From the AGA Journals

AGA Clinical Practice Update: Extraesophageal symptoms attributed to GERD


 

When patients lack typical symptoms of gastroesophageal reflux disease (GERD) and have extraesophageal symptoms, ENT, allergy, and pulmonary work-ups are “essential and often should be performed initially,” experts note in an American Gastroenterological Association clinical practice update.

Extraesophageal symptoms often are unrelated to GERD or are multifactorial, wrote Michael F. Vaezi, MD, PhD, of Vanderbilt University Medical Center in Nashville, Tenn., and his associates in Clinical Gastroenterology and Hepatology. Gastroenterologists often are asked to look for reflux as the cause of extraesophageal symptoms before other etiologies have been ruled out.

Proposed extraesophageal manifestations of GERD range from chronic throat clearing and dysphonia to otitis, pulmonary fibrosis, laryngeal cancer, and even lung transplant rejection. Stronger evidence links GERD with symptoms of asthma, cough, and hoarseness, the experts note. “When less stringent criteria are used, the attributions are broader and could include sore throat, sinusitis, ear pain, and pulmonary fibrosis.”

When asked to assess whether GERD is causing extraesophageal symptoms, consider the “constellation” of patient presentation, test results, and treatment response, according to the clinical practice update. No diagnostic tests “unequivocally link any suspected extraesophageal symptom to GERD.” For patients who have both extraesophageal symptoms and typical symptoms of GERD, the authors suggest an evaluator regimen of 6-8 weeks of empiric, aggressive (twice-daily) proton pump inhibitor (PPI) therapy. If aggressive acid suppression therapy appears to improve extra­esophageal symptoms, patients should be titrated to the lowest effective treatment dose.If symptoms persist despite an aggressive trial of a PPI, and patients have a body mass index under 25, and a seemingly low probability of GERD, then the experts recommend pH testing “off” therapy and seeking other etiologies for extraesophageal symptoms. If symptoms persist and a patients’ BMI exceeds 25 with a high suspicion of GERD, they recommend evaluations for concomitant asthma or lung disease. If these work-ups are positive, they recommend multichannel intraluminal impedance testing or pH monitoring on treatment.

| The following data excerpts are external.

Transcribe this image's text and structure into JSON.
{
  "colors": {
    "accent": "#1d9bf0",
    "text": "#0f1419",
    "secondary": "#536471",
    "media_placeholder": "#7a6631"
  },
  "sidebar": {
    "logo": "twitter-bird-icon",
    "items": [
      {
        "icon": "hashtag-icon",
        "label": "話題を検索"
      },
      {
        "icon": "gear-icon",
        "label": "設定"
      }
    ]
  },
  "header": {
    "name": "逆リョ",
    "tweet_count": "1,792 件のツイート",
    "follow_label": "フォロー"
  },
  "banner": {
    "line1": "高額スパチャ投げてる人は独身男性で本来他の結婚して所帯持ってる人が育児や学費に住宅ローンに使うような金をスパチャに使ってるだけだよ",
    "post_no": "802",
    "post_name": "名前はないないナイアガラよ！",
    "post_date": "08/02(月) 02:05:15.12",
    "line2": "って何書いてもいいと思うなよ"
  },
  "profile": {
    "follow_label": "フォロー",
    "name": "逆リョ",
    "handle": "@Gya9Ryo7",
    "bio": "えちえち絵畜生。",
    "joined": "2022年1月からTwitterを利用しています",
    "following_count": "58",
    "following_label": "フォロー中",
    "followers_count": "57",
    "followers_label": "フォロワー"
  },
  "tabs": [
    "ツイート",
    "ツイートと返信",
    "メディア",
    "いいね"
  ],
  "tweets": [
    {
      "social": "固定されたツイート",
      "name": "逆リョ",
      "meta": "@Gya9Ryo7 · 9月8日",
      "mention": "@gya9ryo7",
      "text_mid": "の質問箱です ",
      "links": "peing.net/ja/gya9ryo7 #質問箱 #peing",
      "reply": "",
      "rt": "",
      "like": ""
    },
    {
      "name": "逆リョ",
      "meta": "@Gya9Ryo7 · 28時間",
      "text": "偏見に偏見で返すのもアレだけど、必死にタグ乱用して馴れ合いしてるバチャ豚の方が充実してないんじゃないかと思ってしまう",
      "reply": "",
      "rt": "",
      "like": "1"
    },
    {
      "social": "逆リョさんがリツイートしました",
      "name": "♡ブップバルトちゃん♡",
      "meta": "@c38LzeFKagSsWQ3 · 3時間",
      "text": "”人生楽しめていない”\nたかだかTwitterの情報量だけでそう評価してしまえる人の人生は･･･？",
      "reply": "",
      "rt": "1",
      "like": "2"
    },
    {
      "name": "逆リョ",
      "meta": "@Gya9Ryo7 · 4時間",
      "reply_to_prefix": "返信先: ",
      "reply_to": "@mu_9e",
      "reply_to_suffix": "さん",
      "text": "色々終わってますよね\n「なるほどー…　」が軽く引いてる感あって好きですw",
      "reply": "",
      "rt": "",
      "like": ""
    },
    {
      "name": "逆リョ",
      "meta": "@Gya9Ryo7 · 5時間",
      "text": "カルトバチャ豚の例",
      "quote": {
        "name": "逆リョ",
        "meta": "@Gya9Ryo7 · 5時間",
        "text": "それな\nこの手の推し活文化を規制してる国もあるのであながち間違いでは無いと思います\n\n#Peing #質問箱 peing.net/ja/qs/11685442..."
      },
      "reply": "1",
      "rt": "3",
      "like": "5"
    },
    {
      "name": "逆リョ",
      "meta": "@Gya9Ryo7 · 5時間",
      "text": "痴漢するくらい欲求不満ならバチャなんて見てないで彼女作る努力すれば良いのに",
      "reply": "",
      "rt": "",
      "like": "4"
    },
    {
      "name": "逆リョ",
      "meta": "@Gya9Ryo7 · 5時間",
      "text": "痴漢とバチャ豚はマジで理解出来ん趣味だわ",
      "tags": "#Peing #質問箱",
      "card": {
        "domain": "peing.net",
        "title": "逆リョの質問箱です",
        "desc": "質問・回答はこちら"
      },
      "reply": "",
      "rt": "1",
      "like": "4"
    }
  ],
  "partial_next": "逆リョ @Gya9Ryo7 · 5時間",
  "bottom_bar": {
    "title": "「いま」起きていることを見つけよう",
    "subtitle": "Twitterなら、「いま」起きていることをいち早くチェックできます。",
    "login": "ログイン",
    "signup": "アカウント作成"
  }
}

The clinical practice update strongly discourages surgical treatment of extraesophageal GERD symptoms except in specific populations, such as when patients have objective signs of treatment-refractory GERD and have not responded to comprehensive therapy for other possible causes of extraesophageal symptoms. Recent data suggest that surgery can benefit patients with confirmed structural defects, such as hiatal hernia, which are causing symptomatic, volume-based regurgitation, the experts note. Ideally, these patients should first undergo pH and impedance monitoring to objectively measure the effects of reflux. Additionally, surgical fundoplication “might be beneficial” for patients whose extraesophageal symptoms clearly have responded to PPI therapy but who refuse long-term PPI therapy or who develop unacceptable side effects.

The practice update also extensively discusses the role of testing to evaluate the role of GERD in extraesophageal symptoms. Barium esophagography is insensitive for GERD and is useful only for evaluating dysphagia and the size and type of a hiatal hernia, the experts note. Abnormal laryngoscopy or pharyngoscopic findings are more useful but should not be the “initial driving force” behind a GERD diagnosis and do not necessarily link GERD to extraesophageal symptoms. Likewise, esophagogastroduodenoscopy can identify esophagitis, which signifies GERD but does not establish it as etiologic.

Positive ambulatory pH or impedance monitoring or pharyngeal pH tests also do not definitively link reflux to suspected extraesophageal symptoms, the experts note. They suggest considering “on” therapy monitoring to evaluate treatment efficacy and to time reflux events relative to symptoms in patients with esophagitis, Barrett’s esophagus, or a large hiatal hernia. Conversely, they recommend considering “off” treatment testing to rule out GERD in patients who have no history of confirmed or suspected reflux and who have not responded to PPI therapy.

Novel tests, such as salivary pepsin and mucosal impedance, have “no clear role in establishing GERD as the cause of extraesophageal symptoms,” the experts emphasize. Clinician scientists also debate the exact pathophysiology of extraesophageal GERD sequelae. While chronic exposure to gastric refluxate clearly can harm proximal structures such as the pharynx, larynx, and bronchial tree, it remains unclear how much acid is necessary to cause injury and whether bile, pepsin, or neurogenic stimulation play a role.

Dr. Vaezi reported having no conflicts of interest. Senior author Frank Zerbib, MD, PhD, reported receiving devices for research purposes from Medtronic and Sandhill Scientific.